Alisa Kay:Who don't have any experience whatsoever with it, they can just
Alisa Kay:make six figures from burning a money candle and not talking to anyone
Alisa Kay:ever like, fuck all that noise.
Alisa Kay:I'm going to do things different.
Alisa Kay:I'm here on purpose and I'm here to, to gift people with, um, you
Alisa Kay:know, my wealth of knowledge.
Alisa Kay:I'm here to not only be a vessel and not only to discover like the hidden depths of
Alisa Kay:who I am, but also to support other women into actually creating their reality.
Alisa Kay:Because again, I think that.
Alisa Kay:The very best thing about our industry is that we can do whatever the fuck we want.
Alisa Kay:We can wake up at noon.
Alisa Kay:We don't have to have the same limitations that nine to five people have.
Alisa Kay:And isn't that the most glorious, free thinking, freedom, creating things.
Alisa Kay:You can literally make money while you sleep.
Alisa Kay:And that's, you know, that's never, ever been the case for anyone.
Alisa Kay:Like I can imagine my mom in Soviet Ukraine having these same opportunities,
Alisa Kay:that was not the case when she grew up.
Alisa Kay:And how many of our parents, like, you know, had the same sacrament.
Alisa Kay:We can do things differently for the future generations, for our kids,
Alisa Kay:for our families, for everyone.
Alisa Kay:And I think that that's what reading, like the boomer generation doesn't
Alisa Kay:understand is that a lot of young people, younger generations, right.
Alisa Kay:I hear this all the time to keep my grandma.
Alisa Kay:I love my grandmother.
Alisa Kay:She's like a whole episode in itself is my grandmother's wealth of experience
Alisa Kay:and the many lives that she's led.
Alisa Kay:But my, grandma will say things like well, you just don't understand.
Alisa Kay:We would have never had this, this, and this opportunity.
Alisa Kay:We would have never had this, this and this.
Alisa Kay:And I think that it's so fascinating to consider the fact that your
Alisa Kay:fuck, this bullshit moment can be.

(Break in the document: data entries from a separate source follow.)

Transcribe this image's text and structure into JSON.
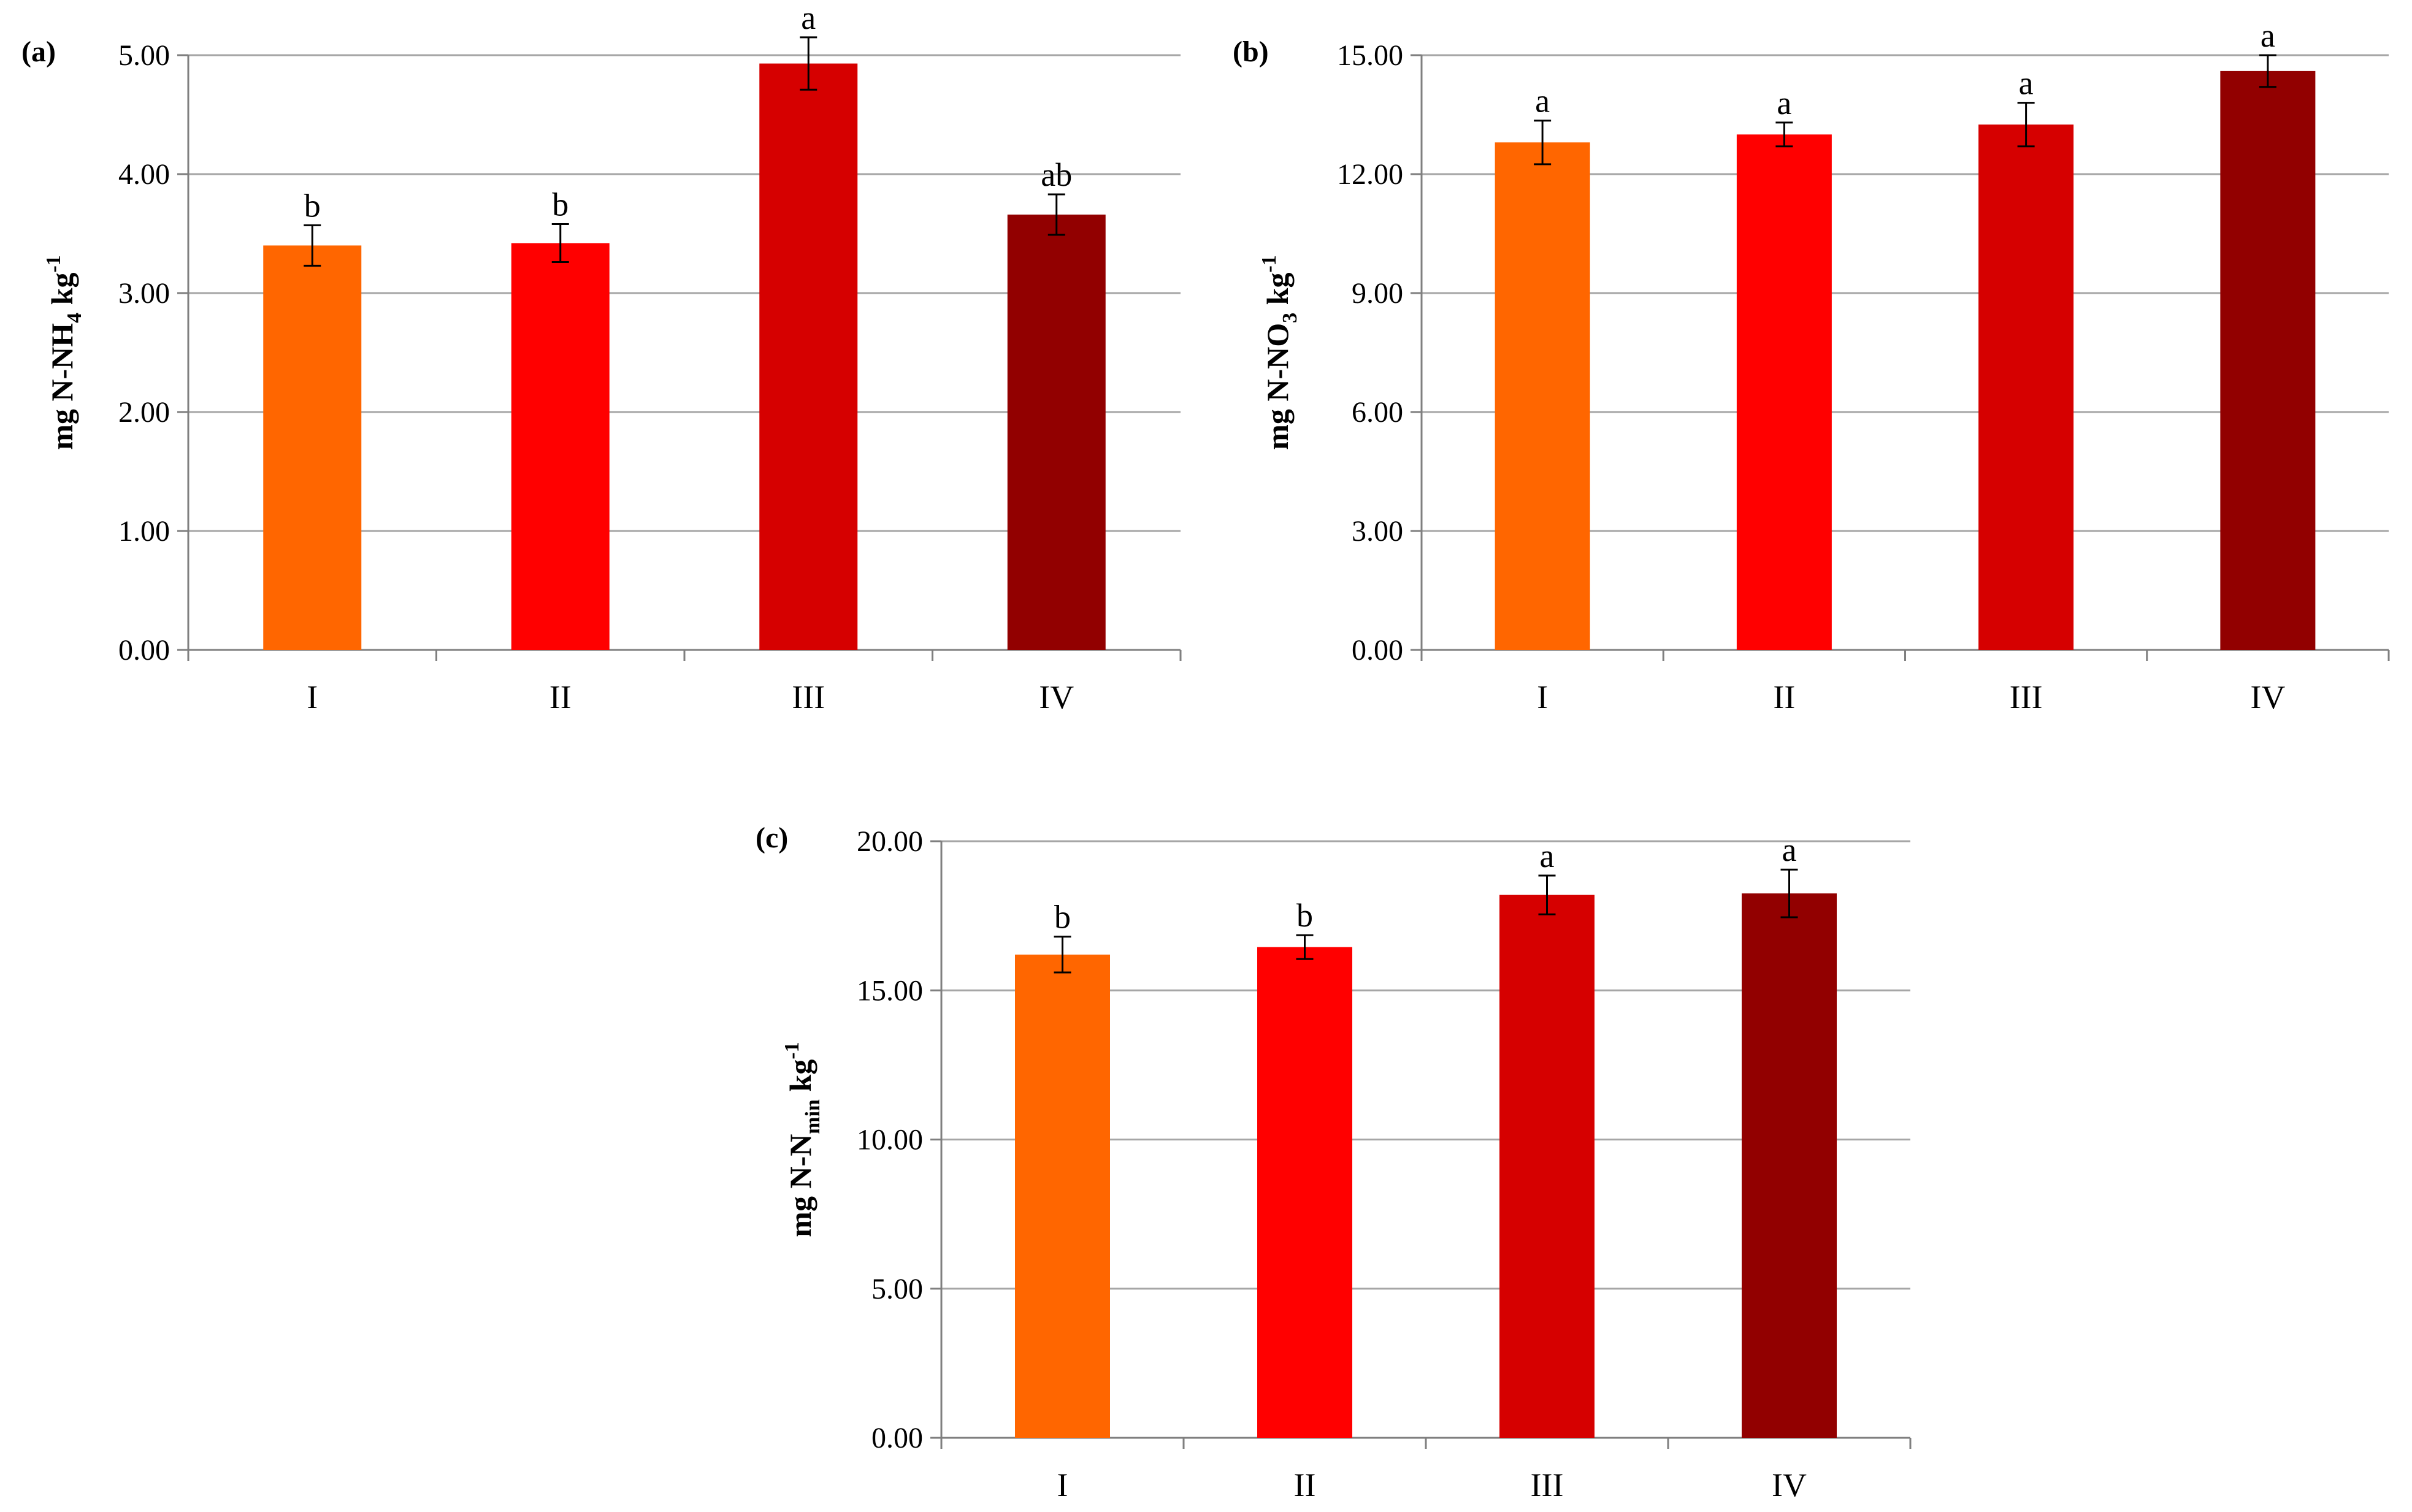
{
  "colors": [
    "#ff6600",
    "#ff0000",
    "#d60000",
    "#920000"
  ],
  "chart_data": [
    {
      "type": "bar",
      "panel": "(a)",
      "categories": [
        "I",
        "II",
        "III",
        "IV"
      ],
      "values": [
        3.4,
        3.42,
        4.93,
        3.66
      ],
      "errors": [
        0.17,
        0.16,
        0.22,
        0.17
      ],
      "letters": [
        "b",
        "b",
        "a",
        "ab"
      ],
      "ylabel": {
        "main": "mg N-NH",
        "sub": "4",
        "unit": " kg",
        "sup": "-1"
      },
      "ylim": [
        0,
        5
      ],
      "yticks": [
        "0.00",
        "1.00",
        "2.00",
        "3.00",
        "4.00",
        "5.00"
      ],
      "ytick_values": [
        0,
        1,
        2,
        3,
        4,
        5
      ]
    },
    {
      "type": "bar",
      "panel": "(b)",
      "categories": [
        "I",
        "II",
        "III",
        "IV"
      ],
      "values": [
        12.8,
        13.0,
        13.25,
        14.6
      ],
      "errors": [
        0.55,
        0.3,
        0.55,
        0.4
      ],
      "letters": [
        "a",
        "a",
        "a",
        "a"
      ],
      "ylabel": {
        "main": "mg N-NO",
        "sub": "3",
        "unit": " kg",
        "sup": "-1"
      },
      "ylim": [
        0,
        15
      ],
      "yticks": [
        "0.00",
        "3.00",
        "6.00",
        "9.00",
        "12.00",
        "15.00"
      ],
      "ytick_values": [
        0,
        3,
        6,
        9,
        12,
        15
      ]
    },
    {
      "type": "bar",
      "panel": "(c)",
      "categories": [
        "I",
        "II",
        "III",
        "IV"
      ],
      "values": [
        16.2,
        16.45,
        18.2,
        18.25
      ],
      "errors": [
        0.6,
        0.4,
        0.65,
        0.8
      ],
      "letters": [
        "b",
        "b",
        "a",
        "a"
      ],
      "ylabel": {
        "main": "mg N-N",
        "sub": "min",
        "unit": " kg",
        "sup": "-1"
      },
      "ylim": [
        0,
        20
      ],
      "yticks": [
        "0.00",
        "5.00",
        "10.00",
        "15.00",
        "20.00"
      ],
      "ytick_values": [
        0,
        5,
        10,
        15,
        20
      ]
    }
  ]
}
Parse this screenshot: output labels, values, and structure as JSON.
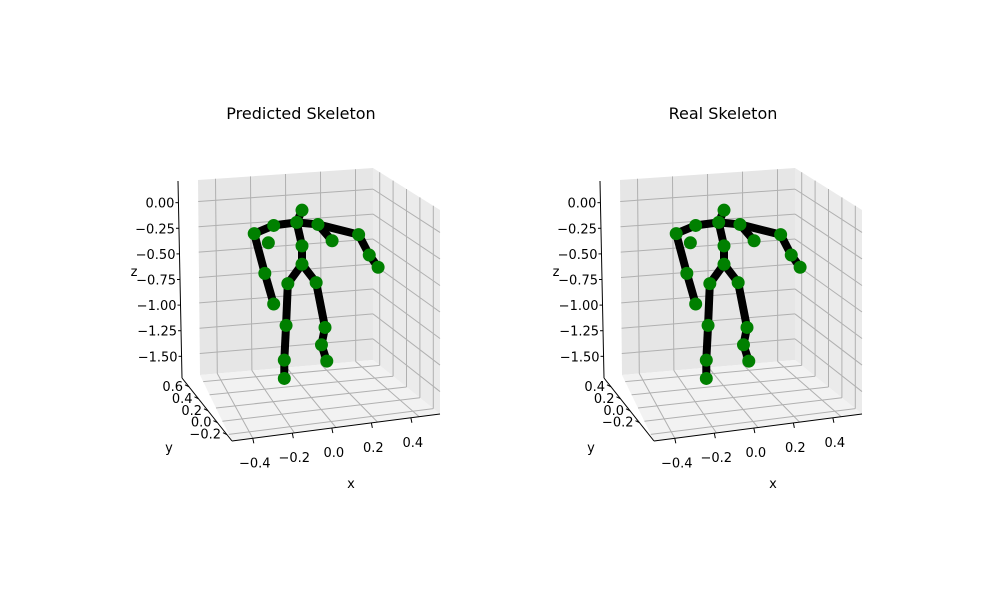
{
  "colors": {
    "pane": "#f2f2f2",
    "pane_side": "#ebebeb",
    "pane_back": "#e6e6e6",
    "grid": "#b0b0b0",
    "bone": "#000000",
    "joint": "#008000"
  },
  "chart_data": [
    {
      "type": "scatter",
      "title": "Predicted Skeleton",
      "xlabel": "x",
      "ylabel": "y",
      "zlabel": "z",
      "x_ticks": [
        "−0.4",
        "−0.2",
        "0.0",
        "0.2",
        "0.4"
      ],
      "y_ticks": [
        "−0.2",
        "0.0",
        "0.2",
        "0.4",
        "0.6"
      ],
      "z_ticks": [
        "0.00",
        "−0.25",
        "−0.50",
        "−0.75",
        "−1.00",
        "−1.25",
        "−1.50"
      ],
      "joints": [
        {
          "x": 0.0,
          "z": -0.08
        },
        {
          "x": -0.03,
          "z": -0.2
        },
        {
          "x": -0.16,
          "z": -0.23
        },
        {
          "x": 0.09,
          "z": -0.22
        },
        {
          "x": -0.19,
          "z": -0.4
        },
        {
          "x": 0.17,
          "z": -0.38
        },
        {
          "x": -0.27,
          "z": -0.31
        },
        {
          "x": -0.21,
          "z": -0.7
        },
        {
          "x": -0.16,
          "z": -1.0
        },
        {
          "x": 0.32,
          "z": -0.32
        },
        {
          "x": 0.38,
          "z": -0.52
        },
        {
          "x": 0.43,
          "z": -0.64
        },
        {
          "x": 0.0,
          "z": -0.43
        },
        {
          "x": 0.0,
          "z": -0.61
        },
        {
          "x": -0.08,
          "z": -0.8
        },
        {
          "x": 0.08,
          "z": -0.79
        },
        {
          "x": -0.09,
          "z": -1.21
        },
        {
          "x": -0.1,
          "z": -1.55
        },
        {
          "x": -0.1,
          "z": -1.73
        },
        {
          "x": 0.13,
          "z": -1.23
        },
        {
          "x": 0.11,
          "z": -1.4
        },
        {
          "x": 0.14,
          "z": -1.56
        }
      ]
    },
    {
      "type": "scatter",
      "title": "Real Skeleton",
      "xlabel": "x",
      "ylabel": "y",
      "zlabel": "z",
      "x_ticks": [
        "−0.4",
        "−0.2",
        "0.0",
        "0.2",
        "0.4"
      ],
      "y_ticks": [
        "−0.2",
        "0.0",
        "0.2",
        "0.4"
      ],
      "z_ticks": [
        "0.00",
        "−0.25",
        "−0.50",
        "−0.75",
        "−1.00",
        "−1.25",
        "−1.50"
      ],
      "joints": [
        {
          "x": 0.0,
          "z": -0.08
        },
        {
          "x": -0.03,
          "z": -0.2
        },
        {
          "x": -0.16,
          "z": -0.23
        },
        {
          "x": 0.09,
          "z": -0.22
        },
        {
          "x": -0.19,
          "z": -0.4
        },
        {
          "x": 0.17,
          "z": -0.38
        },
        {
          "x": -0.27,
          "z": -0.31
        },
        {
          "x": -0.21,
          "z": -0.7
        },
        {
          "x": -0.16,
          "z": -1.0
        },
        {
          "x": 0.32,
          "z": -0.32
        },
        {
          "x": 0.38,
          "z": -0.52
        },
        {
          "x": 0.43,
          "z": -0.64
        },
        {
          "x": 0.0,
          "z": -0.43
        },
        {
          "x": 0.0,
          "z": -0.61
        },
        {
          "x": -0.08,
          "z": -0.8
        },
        {
          "x": 0.08,
          "z": -0.79
        },
        {
          "x": -0.09,
          "z": -1.21
        },
        {
          "x": -0.1,
          "z": -1.55
        },
        {
          "x": -0.1,
          "z": -1.73
        },
        {
          "x": 0.13,
          "z": -1.23
        },
        {
          "x": 0.11,
          "z": -1.4
        },
        {
          "x": 0.14,
          "z": -1.56
        }
      ]
    }
  ]
}
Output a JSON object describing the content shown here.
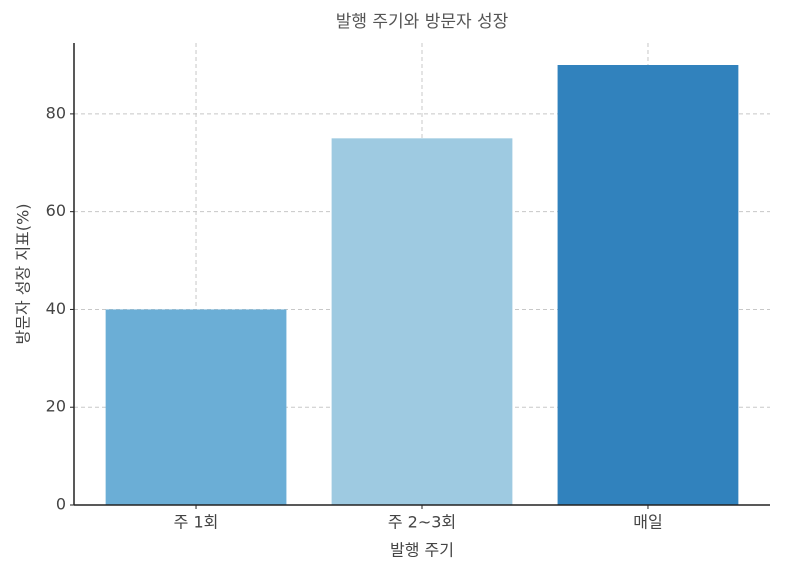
{
  "chart_data": {
    "type": "bar",
    "title": "발행 주기와 방문자 성장",
    "x_label": "발행 주기",
    "y_label": "방문자 성장 지표(%)",
    "categories": [
      "주 1회",
      "주 2~3회",
      "매일"
    ],
    "values": [
      40,
      75,
      90
    ],
    "colors": [
      "#6baed6",
      "#9ecae1",
      "#3182bd"
    ],
    "ylim": [
      0,
      94.5
    ],
    "yticks": [
      0,
      20,
      40,
      60,
      80
    ],
    "grid": true
  }
}
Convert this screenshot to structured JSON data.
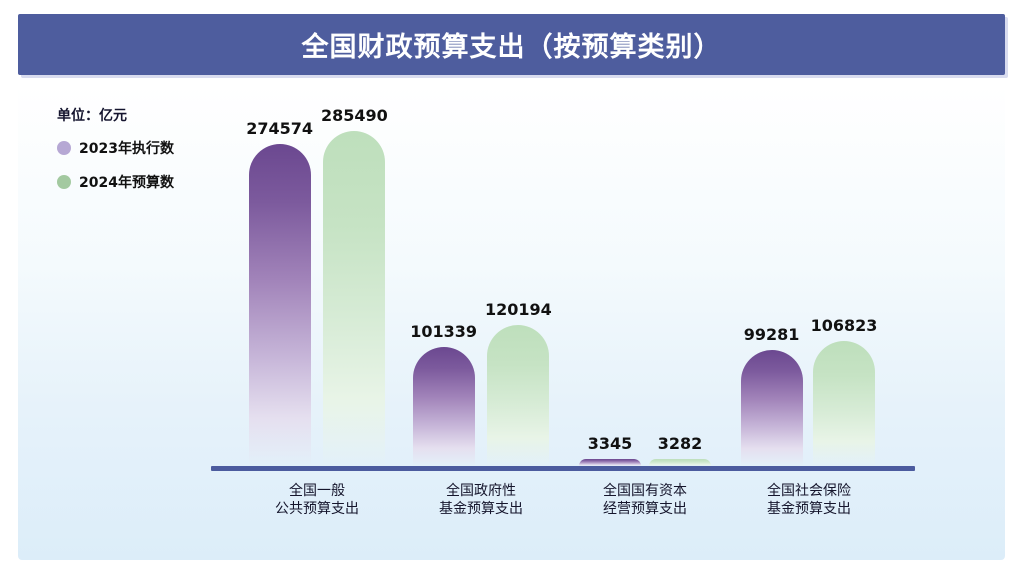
{
  "title": "全国财政预算支出（按预算类别）",
  "unit_label": "单位：亿元",
  "legend": [
    {
      "label": "2023年执行数",
      "color": "#b6a8d4"
    },
    {
      "label": "2024年预算数",
      "color": "#a3c9a0"
    }
  ],
  "chart_data": {
    "type": "bar",
    "title": "全国财政预算支出（按预算类别）",
    "unit": "亿元",
    "categories": [
      [
        "全国一般",
        "公共预算支出"
      ],
      [
        "全国政府性",
        "基金预算支出"
      ],
      [
        "全国国有资本",
        "经营预算支出"
      ],
      [
        "全国社会保险",
        "基金预算支出"
      ]
    ],
    "series": [
      {
        "name": "2023年执行数",
        "values": [
          274574,
          101339,
          3345,
          99281
        ]
      },
      {
        "name": "2024年预算数",
        "values": [
          285490,
          120194,
          3282,
          106823
        ]
      }
    ],
    "ylim": [
      0,
      285490
    ],
    "value_labels": true,
    "grid": false,
    "legend_position": "top-left"
  },
  "colors": {
    "title_bar_bg": "#4e5d9e",
    "title_text": "#ffffff",
    "axis_line": "#4b5b9e",
    "bar_2023_top": "#6f4e95",
    "bar_2024_top": "#bedfbc",
    "legend_2023": "#b6a8d4",
    "legend_2024": "#a3c9a0",
    "card_bg_bottom": "#dcedf9",
    "value_text": "#111111"
  }
}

Alisa Kay:Five years ago, six years ago, seven years ago.
Alisa Kay:It can be tomorrow.
Alisa Kay:It can be right now.
Alisa Kay:You get to decide where your line is.
Alisa Kay:You get to decide the day that you get to create your dream life.
Alisa Kay:Like the circumstances that you're sitting in today, don't have to be your story.
Alisa Kay:And I think that in this moment, in this world that we live in today, At this time,
Alisa Kay:that statement has never be more true.
Alisa Kay:And that to me is the most exciting aspect of our industry.
Alisa Kay:The fact that you get to decide, you get to choose who you get
Alisa Kay:to show up as every single day.
Alisa Kay:And that in itself is the most freeing thing I think about being a coach.